Last Friday, President Obama led a White House cybersecurity and consumer protection event, hosted at Stanford University, that was intended to bring together many senior technology company executives. Notably absent were the CEO’s of Facebook, Google and Yahoo – maybe still bearing a grudge against the federal government for the latter’s reported intrusive information gathering and surveillance.
Refreshing on the other hand was to hear Apple CEO, Tim Cook make a clear statement about Apple’s own business practices: “We have a straightforward business model that’s based on selling the best products and services in the world, not on selling your data,” Cook is reported as saying. “We don’t sell advertisers any information from your email content, from your messages, or your Web browsing history.”
This is in stark contrast to the practices of Silicon Valley neighbor Google, whose GMail service was analyzed in detail last year by Jeff Gould during an ongoing class-action suit against the Mountain View giant.
What is difficult from a consumer point of view, however, is to know who or what to believe in this increasingly hot topic.

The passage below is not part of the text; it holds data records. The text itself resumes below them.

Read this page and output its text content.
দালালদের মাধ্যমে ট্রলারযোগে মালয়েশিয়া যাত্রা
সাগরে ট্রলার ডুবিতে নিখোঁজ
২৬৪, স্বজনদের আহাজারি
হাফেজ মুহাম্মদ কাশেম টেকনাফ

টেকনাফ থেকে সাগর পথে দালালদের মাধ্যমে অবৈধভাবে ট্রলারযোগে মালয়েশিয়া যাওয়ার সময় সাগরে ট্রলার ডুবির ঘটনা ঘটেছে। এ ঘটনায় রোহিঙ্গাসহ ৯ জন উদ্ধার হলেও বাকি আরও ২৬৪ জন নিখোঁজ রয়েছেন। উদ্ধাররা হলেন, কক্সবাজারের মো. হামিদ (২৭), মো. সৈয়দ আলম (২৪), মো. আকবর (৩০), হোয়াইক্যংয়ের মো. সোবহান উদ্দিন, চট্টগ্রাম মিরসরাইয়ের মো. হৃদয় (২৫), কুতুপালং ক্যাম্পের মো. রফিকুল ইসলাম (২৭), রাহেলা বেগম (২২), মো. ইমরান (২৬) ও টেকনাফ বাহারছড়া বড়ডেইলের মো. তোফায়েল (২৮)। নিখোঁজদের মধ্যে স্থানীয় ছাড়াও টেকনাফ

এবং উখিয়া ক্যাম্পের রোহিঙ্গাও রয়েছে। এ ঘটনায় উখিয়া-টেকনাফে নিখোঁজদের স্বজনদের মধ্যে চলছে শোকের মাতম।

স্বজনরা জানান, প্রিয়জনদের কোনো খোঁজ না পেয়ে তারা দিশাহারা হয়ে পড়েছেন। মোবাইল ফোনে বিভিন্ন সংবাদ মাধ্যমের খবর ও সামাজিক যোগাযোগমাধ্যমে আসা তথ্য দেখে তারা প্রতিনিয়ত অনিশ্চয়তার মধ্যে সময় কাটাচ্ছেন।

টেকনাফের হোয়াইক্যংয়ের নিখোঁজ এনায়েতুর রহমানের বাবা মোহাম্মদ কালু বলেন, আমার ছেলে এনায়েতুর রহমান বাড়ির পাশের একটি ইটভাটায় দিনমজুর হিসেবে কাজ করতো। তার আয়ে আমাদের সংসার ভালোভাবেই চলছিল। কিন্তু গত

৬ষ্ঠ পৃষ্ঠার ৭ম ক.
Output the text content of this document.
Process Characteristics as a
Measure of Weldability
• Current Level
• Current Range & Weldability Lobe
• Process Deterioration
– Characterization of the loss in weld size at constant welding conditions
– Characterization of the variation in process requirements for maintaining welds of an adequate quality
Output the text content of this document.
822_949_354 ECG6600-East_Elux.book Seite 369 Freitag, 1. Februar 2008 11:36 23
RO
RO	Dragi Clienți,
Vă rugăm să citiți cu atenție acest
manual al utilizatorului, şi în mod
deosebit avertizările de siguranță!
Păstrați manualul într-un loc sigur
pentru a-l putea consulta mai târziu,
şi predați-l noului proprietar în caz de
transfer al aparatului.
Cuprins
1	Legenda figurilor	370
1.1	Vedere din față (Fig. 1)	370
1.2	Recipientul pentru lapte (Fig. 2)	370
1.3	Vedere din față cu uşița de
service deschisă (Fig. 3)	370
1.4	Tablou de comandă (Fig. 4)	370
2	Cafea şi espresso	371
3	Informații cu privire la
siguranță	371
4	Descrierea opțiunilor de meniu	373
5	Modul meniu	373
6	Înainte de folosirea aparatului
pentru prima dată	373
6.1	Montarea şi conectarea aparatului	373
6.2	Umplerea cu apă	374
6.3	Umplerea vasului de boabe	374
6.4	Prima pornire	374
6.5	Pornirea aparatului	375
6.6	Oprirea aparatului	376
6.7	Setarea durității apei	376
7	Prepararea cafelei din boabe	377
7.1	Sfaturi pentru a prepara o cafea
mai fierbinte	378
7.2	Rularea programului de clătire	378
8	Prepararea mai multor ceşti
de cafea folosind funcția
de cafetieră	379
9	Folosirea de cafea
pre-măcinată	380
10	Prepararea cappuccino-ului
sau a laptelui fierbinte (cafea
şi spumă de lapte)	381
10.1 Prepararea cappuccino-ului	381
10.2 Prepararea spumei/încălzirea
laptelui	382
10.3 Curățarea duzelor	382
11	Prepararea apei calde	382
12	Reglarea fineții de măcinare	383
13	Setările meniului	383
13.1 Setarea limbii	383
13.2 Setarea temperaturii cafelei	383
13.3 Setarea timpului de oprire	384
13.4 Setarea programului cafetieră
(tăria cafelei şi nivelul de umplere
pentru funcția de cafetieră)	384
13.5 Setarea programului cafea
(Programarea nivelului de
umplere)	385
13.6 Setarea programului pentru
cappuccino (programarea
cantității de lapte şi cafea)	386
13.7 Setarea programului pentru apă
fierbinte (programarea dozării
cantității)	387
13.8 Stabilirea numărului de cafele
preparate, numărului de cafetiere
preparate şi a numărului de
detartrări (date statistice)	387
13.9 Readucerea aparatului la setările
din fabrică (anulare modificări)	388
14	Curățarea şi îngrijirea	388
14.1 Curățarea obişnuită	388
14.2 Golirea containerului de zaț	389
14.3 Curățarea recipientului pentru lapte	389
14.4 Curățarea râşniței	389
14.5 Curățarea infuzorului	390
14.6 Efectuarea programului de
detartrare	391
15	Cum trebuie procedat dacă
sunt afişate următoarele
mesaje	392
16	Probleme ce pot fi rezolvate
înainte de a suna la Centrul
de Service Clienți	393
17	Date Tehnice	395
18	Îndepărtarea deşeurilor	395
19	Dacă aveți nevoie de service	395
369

Or, more precisely, to have a reference against which to judge the various statements made. This only serves to underline the importance of formally approved Standards, as I wrote about in December.
I don’t expect Google to demonstrate certified compliance with the ISO 27018 cloud privacy Standard any time soon. It would seem anathema to their core business model and mightily difficult to achieve given the way data gathering touches every aspect of its sprawling empire.
Despite the well-intentioned statements of its CEO, however, there is no evidence that Apple wishes to demonstrate conformance either. Apple takes a very haughty attitude to Standards in general and there is no reason to think that they would lower themselves to actually having to prove a claim here either – relying rather on their formidable marketing machine an enormous uncritical fan-base.
In December last year, Microsoft announced that their Azure cloud services had been certified as compliant. Hopefully others will follow. As I stated in December,
Common agreed Standards help the conversation by, at the very least, providing the right questions that should be asked by fiduciaries.
The value of many Standards can be as simple as knowing that they exist; knowing that they may be applicable; and knowing who to ask about whether they apply and are applied.
The ISO/IEC 27018 Standard exists; we know that it applies to privacy in cloud-based services and helps protect personal information; we also now know that large cloud service providers are starting to be certified as compliant. It’s nice to know that we don’t just have to take vendors’ word for it. We want to trust Tim Cook and others but having certified proof goes a long way: “Trust but verify”!